1. Guy getting eaten off the crapper by the t-rex – Jurassic Park – The crapper is supposed to be a safe place where a person can relax and have some alone time. Having a prehistoric beast pull you off mid-rip is by far the worst way to go.
Q: Who was the Boss? Tony or Angela? – Adam
The only Boss is Bruce Frederick Joseph Springsteen.
Honestly, I never watched enough Who’s The Boss? to give an insightful answer here. My Tony Danza expertise lays with The Garbage Picking Feild Goal Kicking Philadelphia Phenomenon.

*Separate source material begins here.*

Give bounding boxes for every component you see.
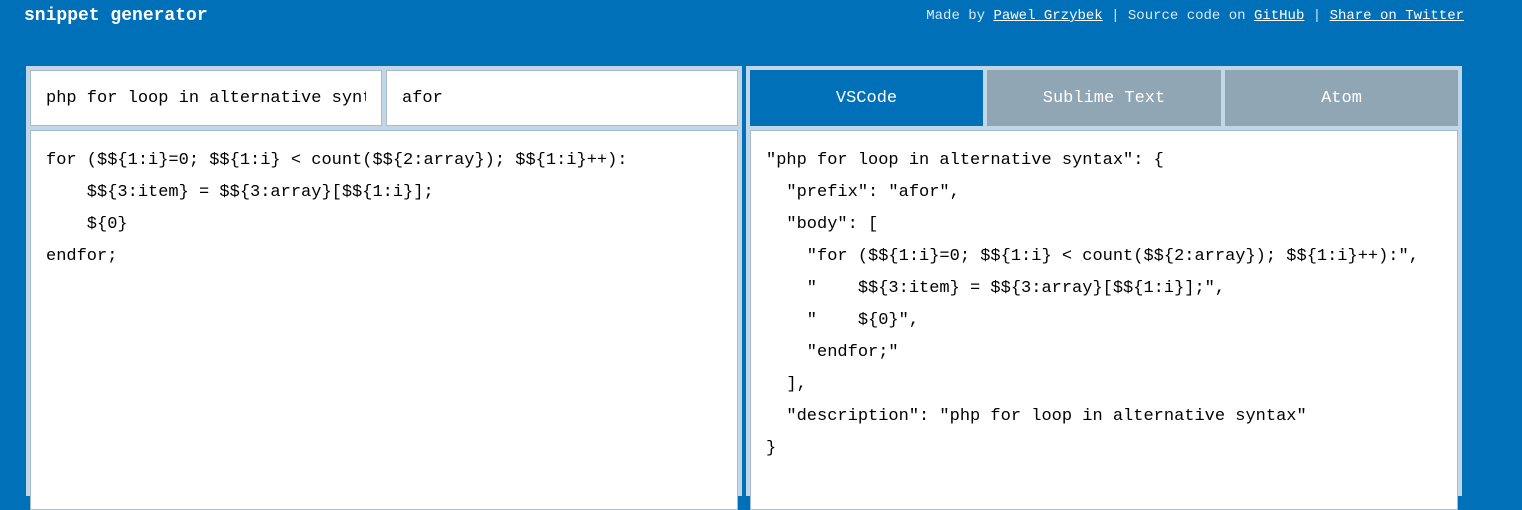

Q: Am I the only one that doesn’t like Mark Zuckerberg? Something just seems creepy about that guy. – Sarah
Are you the ONLY one? Really? I don’t know a single person who doesn’t think that dude is some creepy robot of a human. That guy is beyond bizarre. Imagine trying to have a conversation with him one-on-one for more than even a couple minutes. I’d be all out of questions after I asked him what the hell the point of the “poke” feature is on Facebook.
One important thing to remember about Zucks is how phony the guy seems. He talks about how Facebook is this great way of bringing people together and connecting the world. C’mon dude. We know you started the thing to creep on girls on campus that otherwise wouldn’t talk to you in real life. Between that, the horrendous privacy, the Russian ads, etc. and I wouldn’t trust Zucks to keep an eye on my laptop as I ran to the bathroom at a coffee shop.
Q: What sitcom house or apartment would you want to live in? – Scott
There are so many nice options. Barney Stinson’s swank digs in How I Met Your Mother would be great. That beachside house in Two and a Half Men would be nice. Any of the houses that Vinny and the d-bags lived in on Entourage would work, too.
But at the end of the day, there is only one right answer to that question. I’d want Kirk van Houten’s bachelor pad from The Simpsons complete with my own racecar bed.
Q: Will you go to the arcade with me this weekend? – Chris
Of course. I will go to the arcade with anyone, any weekend. I get mad at people when they go to the arcade and don’t invite me. Hit me up whenever you go.
Alright, that’ll do it for this weekend! Let’s all raise a tall glass of orange juice and toast to the weekend. Everybody get out there and raise whatever kinda hell is your favorite brand to raise. Talk to you all on Monday from 6-10am on Ben, Dana and Giselle.